From Patrick's comments above can someone from Kibana team push this on? It doesn't seem related to changes in Response Ops code.

rudolf commented 2 years ago

It doesn't seem related to changes in Response Ops code.

I don't think we have any data that gives a hint as to the cause. But I can help investigate this, I would just need more detailed instructions to reproduce.

on a fresh install, create 1000 rules a via scripting with 50 percent of them firing actions and wait 2 mins to monitor memory

If using kbn-alert-load what test suite should I run?

EricDavisX commented 2 years ago

@rudolf thanks so much. Below is the run string is what the Jenkins run that shows the concerns uses: ./kbn-alert-load -M 15 --percentFiring 50 run stack-versions-1000 --region gcp-us-west2

It's a 15 min test, with 50 % rules Firing actions, and 1000 rules created total. it needs to run in gcp-us-west2 on prod to allow for latest snapshot usage. or you can modify the run as desired to hit staging. the details are doc'ed in the repo but feel free to ask any specifics you wish here or in slack.

EricDavisX commented 2 years ago

Now that I've thought on this... I haven't used it, but I think the security team added the ability to run the cluster locally which is what we'd want right? let's sync up offline.

rudolf commented 2 years ago

I tested this locally on macOS running Kibana with Node's --trace-gc flag (so we don't miss the real memory consumption spikes due to sampling) and running kbn-alert-load with:

./kbn-alert-load.js -M 15 --percentFiring 50 run stack-versions-1000 -e http://elastic:changeme@localhost:9200 -k http://elastic:changeme@localhost:5601

I noticed when I start Kibana and kbn-alert-load at the same time memory usage spikes quite high, but when I run kbn-alert-load a second time against an already running Kibana server memory stays really low. I then just restarted the Kibana server and even without kbn-alert-load memory spikes high just after Core starts all plugins. The amount of memory used varied significantly between runs but it was roughly the same between 8.2 and main.
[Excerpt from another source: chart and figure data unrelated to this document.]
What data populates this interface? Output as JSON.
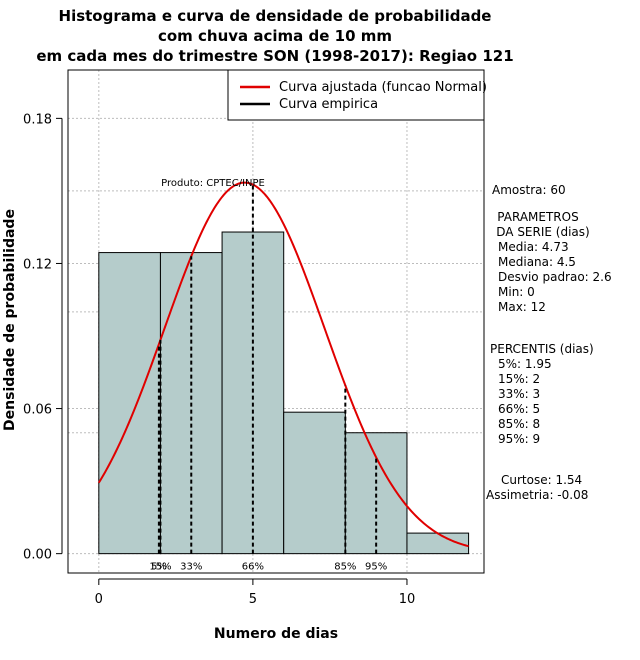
{
  "chart_data": {
    "type": "bar",
    "title_lines": [
      "Histograma e curva de densidade de probabilidade",
      "com chuva acima de 10 mm",
      "em cada mes do trimestre SON (1998-2017): Regiao 121"
    ],
    "xlabel": "Numero de dias",
    "ylabel": "Densidade de probabilidade",
    "xlim": [
      -1,
      12.5
    ],
    "ylim": [
      -0.008,
      0.2
    ],
    "x_ticks": [
      0,
      5,
      10
    ],
    "y_ticks": [
      0.0,
      0.06,
      0.12,
      0.18
    ],
    "y_tick_labels": [
      "0.00",
      "0.06",
      "0.12",
      "0.18"
    ],
    "grid": true,
    "bins": [
      {
        "x0": 0,
        "x1": 2,
        "density": 0.1245
      },
      {
        "x0": 2,
        "x1": 4,
        "density": 0.1245
      },
      {
        "x0": 4,
        "x1": 6,
        "density": 0.133
      },
      {
        "x0": 6,
        "x1": 8,
        "density": 0.0585
      },
      {
        "x0": 8,
        "x1": 10,
        "density": 0.05
      },
      {
        "x0": 10,
        "x1": 12,
        "density": 0.0085
      }
    ],
    "bar_color": "#b5cccb",
    "normal_curve": {
      "mean": 4.73,
      "sd": 2.6,
      "color": "#e00000"
    },
    "percentile_lines": [
      {
        "label": "5%",
        "x": 1.95
      },
      {
        "label": "15%",
        "x": 2
      },
      {
        "label": "33%",
        "x": 3
      },
      {
        "label": "66%",
        "x": 5
      },
      {
        "label": "85%",
        "x": 8
      },
      {
        "label": "95%",
        "x": 9
      }
    ],
    "legend": {
      "position": "top-right",
      "items": [
        {
          "label": "Curva ajustada (funcao Normal)",
          "color": "#e00000"
        },
        {
          "label": "Curva empirica",
          "color": "#000000"
        }
      ]
    },
    "annotation": "Produto: CPTEC/INPE",
    "side_text": {
      "amostra": "Amostra: 60",
      "param_title_1": "PARAMETROS",
      "param_title_2": "DA SERIE (dias)",
      "media": "Media: 4.73",
      "mediana": "Mediana: 4.5",
      "desvio": "Desvio padrao: 2.6",
      "min": "Min: 0",
      "max": "Max: 12",
      "perc_title": "PERCENTIS (dias)",
      "p5": "5%: 1.95",
      "p15": "15%: 2",
      "p33": "33%: 3",
      "p66": "66%: 5",
      "p85": "85%: 8",
      "p95": "95%: 9",
      "curtose": "Curtose: 1.54",
      "assimetria": "Assimetria: -0.08"
    }
  }
}
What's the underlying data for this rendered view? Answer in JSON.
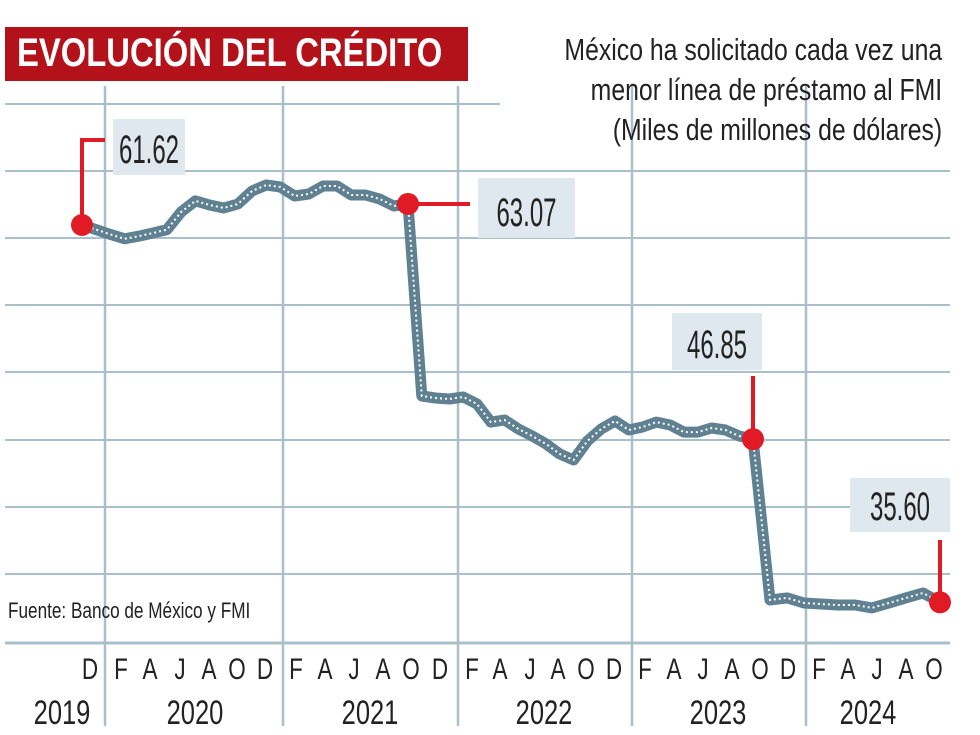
{
  "header": {
    "title": "EVOLUCIÓN DEL CRÉDITO",
    "subtitle_lines": [
      "México ha solicitado cada vez una",
      "menor línea de préstamo al FMI",
      "(Miles de millones de dólares)"
    ]
  },
  "source": "Fuente: Banco de México y FMI",
  "colors": {
    "title_bg": "#b3121b",
    "line": "#5f8192",
    "line_dots": "#ffffff",
    "marker": "#e01b25",
    "grid": "#a9c0cc",
    "label_bg": "#dfe8ee"
  },
  "chart_data": {
    "type": "line",
    "title": "EVOLUCIÓN DEL CRÉDITO",
    "ylabel": "(Miles de millones de dólares)",
    "xlabel": "",
    "grid": true,
    "y_axis_labels_shown": false,
    "x_month_ticks": [
      "D",
      "F",
      "A",
      "J",
      "A",
      "O",
      "D",
      "F",
      "A",
      "J",
      "A",
      "O",
      "D",
      "F",
      "A",
      "J",
      "A",
      "O",
      "D",
      "F",
      "A",
      "J",
      "A",
      "O",
      "D",
      "F",
      "A",
      "J",
      "A",
      "O"
    ],
    "x_year_ticks": [
      "2019",
      "2020",
      "2021",
      "2022",
      "2023",
      "2024"
    ],
    "x_start": "2019-12",
    "x_end": "2024-11",
    "series": [
      {
        "values": [
          61.62,
          61.3,
          60.97,
          60.67,
          60.85,
          61.07,
          61.3,
          62.52,
          63.28,
          63.0,
          62.79,
          63.07,
          63.97,
          64.38,
          64.24,
          63.62,
          63.76,
          64.31,
          64.31,
          63.69,
          63.69,
          63.41,
          62.93,
          63.07,
          49.83,
          49.69,
          49.62,
          49.76,
          49.28,
          48.03,
          48.17,
          47.55,
          47.07,
          46.52,
          45.83,
          45.41,
          46.72,
          47.55,
          48.1,
          47.48,
          47.69,
          48.03,
          47.83,
          47.34,
          47.34,
          47.62,
          47.48,
          47.07,
          46.85,
          35.76,
          35.9,
          35.55,
          35.48,
          35.41,
          35.41,
          35.21,
          35.55,
          35.9,
          36.24,
          35.6
        ]
      }
    ],
    "annotations": [
      {
        "index": 0,
        "label": "61.62"
      },
      {
        "index": 23,
        "label": "63.07"
      },
      {
        "index": 48,
        "label": "46.85"
      },
      {
        "index": 59,
        "label": "35.60"
      }
    ]
  }
}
Looking at the GC logs I also noticed that sometimes a single Mark-sweep would reduce the heap used by 335MB

[23128:0x130008000]     9131 ms: Mark-sweep 685.2 (724.0) -> 350.2 (658.7) MB, 18.2 / 3.8 ms  (+ 25.2 ms in 274 steps since start of marking, biggest step 5.2 ms, walltime since start of marking 118 ms) (average mu = 0.991, current mu = 0.991) finalize incremental marking via stack guard GC in old space requested

This made me suspect the GC has the luxury to just not try very hard to release memory. On both 8.2 and main I was able to run Kibana with kbn-alert-load using just 500MB of heap.

So in conclusion, I don't think there's a significant difference in the memory consumption between 8.2 and main. To get more accurate metrics for our performance tests, we should collect the memory consumption after a GC.